Jesienią 2014 przeszła sterylizację - w ostatniej chwili, macica była mocno powiększona i zaczynała ropieć. Po zabiegu już nie doszła do końca do siebie, chudła, w końcu przestała jeść. Od stycznia była karmiona strzykawką. Wtedy usunięto jej dwa ropne zęby. Około miesiąc temu dopiero nabrała apetytu i zaczęła sama jeść, na przekór najnowszej diagnozie - niewydolności nerek. Cieszyliśmy się jak dzieci z każdej zjedzonej z apetytem gałązki koperku i każdego chrupka w karmie.
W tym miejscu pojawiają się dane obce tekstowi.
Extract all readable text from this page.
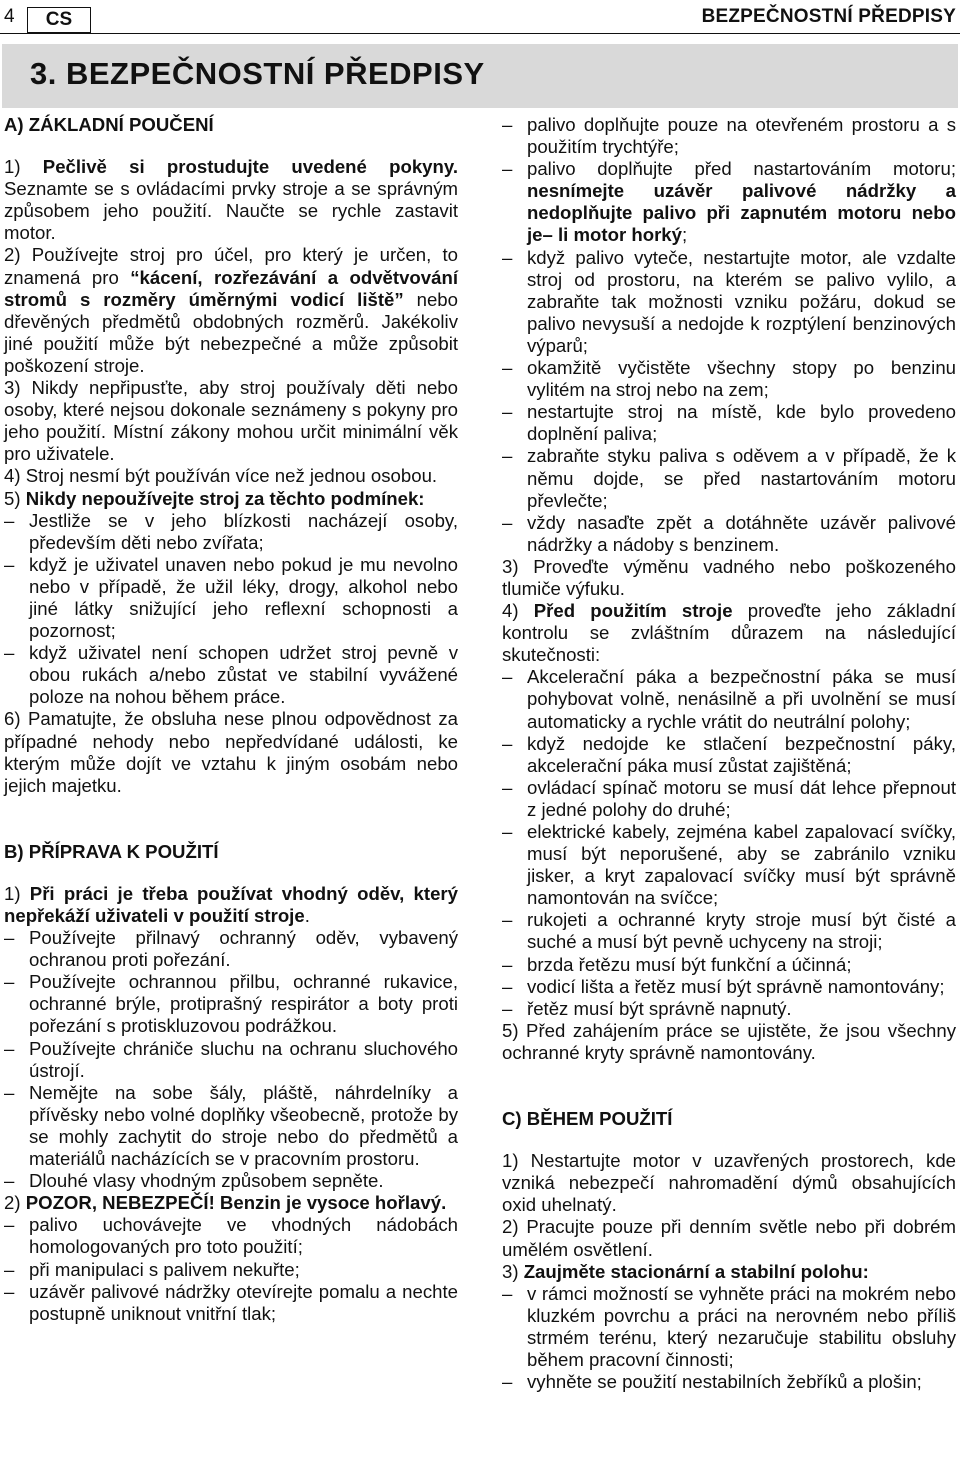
4	CS	BEZPEČNOSTNÍ PŘEDPISY
3. BEZPEČNOSTNÍ PŘEDPISY

A) ZÁKLADNÍ POUČENÍ

1) Pečlivě si prostudujte uvedené pokyny. Seznamte se s ovládacími prvky stroje a se správným způsobem jeho použití. Naučte se rychle zastavit motor.

2) Používejte stroj pro účel, pro který je určen, to znamená pro “kácení, rozřezávání a odvětvování stromů s rozměry úměrnými vodicí liště” nebo dřevěných předmětů obdobných rozměrů. Jakékoliv jiné použití může být nebezpečné a může způsobit poškození stroje.

3) Nikdy nepřipusťte, aby stroj používaly děti nebo osoby, které nejsou dokonale seznámeny s pokyny pro jeho použití. Místní zákony mohou určit minimální věk pro uživatele.

4) Stroj nesmí být používán více než jednou osobou.

5) Nikdy nepoužívejte stroj za těchto podmínek:

– Jestliže se v jeho blízkosti nacházejí osoby, především děti nebo zvířata;

– když je uživatel unaven nebo pokud je mu nevolno nebo v případě, že užil léky, drogy, alkohol nebo jiné látky snižující jeho reflexní schopnosti a pozornost;

– když uživatel není schopen udržet stroj pevně v obou rukách a/nebo zůstat ve stabilní vyvážené poloze na nohou během práce.

6) Pamatujte, že obsluha nese plnou odpovědnost za případné nehody nebo nepředvídané události, ke kterým může dojít ve vztahu k jiným osobám nebo jejich majetku.

B) PŘÍPRAVA K POUŽITÍ

1) Při práci je třeba používat vhodný oděv, který nepřekáží uživateli v použití stroje.

– Používejte přilnavý ochranný oděv, vybavený ochranou proti pořezání.

– Používejte ochrannou přilbu, ochranné rukavice, ochranné brýle, protiprašný respirátor a boty proti pořezání s protiskluzovou podrážkou.

– Používejte chrániče sluchu na ochranu sluchového ústrojí.

– Nemějte na sobe šály, pláště, náhrdelníky a přívěsky nebo volné doplňky všeobecně, protože by se mohly zachytit do stroje nebo do předmětů a materiálů nacházících se v pracovním prostoru.

– Dlouhé vlasy vhodným způsobem sepněte.

2) POZOR, NEBEZPEČÍ! Benzin je vysoce hořlavý.

– palivo uchovávejte ve vhodných nádobách homologovaných pro toto použití;

– při manipulaci s palivem nekuřte;

– uzávěr palivové nádržky otevírejte pomalu a nechte postupně uniknout vnitřní tlak;

– palivo doplňujte pouze na otevřeném prostoru a s použitím trychtýře;

– palivo doplňujte před nastartováním motoru; nesnímejte uzávěr palivové nádržky a nedoplňujte palivo při zapnutém motoru nebo je– li motor horký;

– když palivo vyteče, nestartujte motor, ale vzdalte stroj od prostoru, na kterém se palivo vylilo, a zabraňte tak možnosti vzniku požáru, dokud se palivo nevysuší a nedojde k rozptýlení benzinových výparů;

– okamžitě vyčistěte všechny stopy po benzinu vylitém na stroj nebo na zem;

– nestartujte stroj na místě, kde bylo provedeno doplnění paliva;

– zabraňte styku paliva s oděvem a v případě, že k němu dojde, se před nastartováním motoru převlečte;

– vždy nasaďte zpět a dotáhněte uzávěr palivové nádržky a nádoby s benzinem.

3) Proveďte výměnu vadného nebo poškozeného tlumiče výfuku.

4) Před použitím stroje proveďte jeho základní kontrolu se zvláštním důrazem na následující skutečnosti:

– Akcelerační páka a bezpečnostní páka se musí pohybovat volně, nenásilně a při uvolnění se musí automaticky a rychle vrátit do neutrální polohy;

– když nedojde ke stlačení bezpečnostní páky, akcelerační páka musí zůstat zajištěná;

– ovládací spínač motoru se musí dát lehce přepnout z jedné polohy do druhé;

– elektrické kabely, zejména kabel zapalovací svíčky, musí být neporušené, aby se zabránilo vzniku jisker, a kryt zapalovací svíčky musí být správně namontován na svíčce;

– rukojeti a ochranné kryty stroje musí být čisté a suché a musí být pevně uchyceny na stroji;

– brzda řetězu musí být funkční a účinná;

– vodicí lišta a řetěz musí být správně namontovány;

– řetěz musí být správně napnutý.

5) Před zahájením práce se ujistěte, že jsou všechny ochranné kryty správně namontovány.

C) BĚHEM POUŽITÍ

1) Nestartujte motor v uzavřených prostorech, kde vzniká nebezpečí nahromadění dýmů obsahujících oxid uhelnatý.

2) Pracujte pouze při denním světle nebo při dobrém umělém osvětlení.

3) Zaujměte stacionární a stabilní polohu:

– v rámci možností se vyhněte práci na mokrém nebo kluzkém povrchu a práci na nerovném nebo příliš strmém terénu, který nezaručuje stabilitu obsluhy během pracovní činnosti;

– vyhněte se použití nestabilních žebříků a plošin;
A ona walczyła, żeby żyć pomimo bólu nerek, sztywnych stawów, jaskry i innych dolegliwości.
Z dnia na dzień jej stan się pogorszył, w czwartek na wizycie było jeszcze w porządku, a wczoraj zaczęła mieć duszności, weterynarz stwierdził zapalenie płuc... Zmarła dzisiaj w południe, w poczekalni, nie dożyła drugiej dawki leków....
Zdjęcie zrobione miesiąc temu, wyszła na nim bardzo nieszczęśliwie, chociaż wtedy akurat wszystko szło ku lepszemu.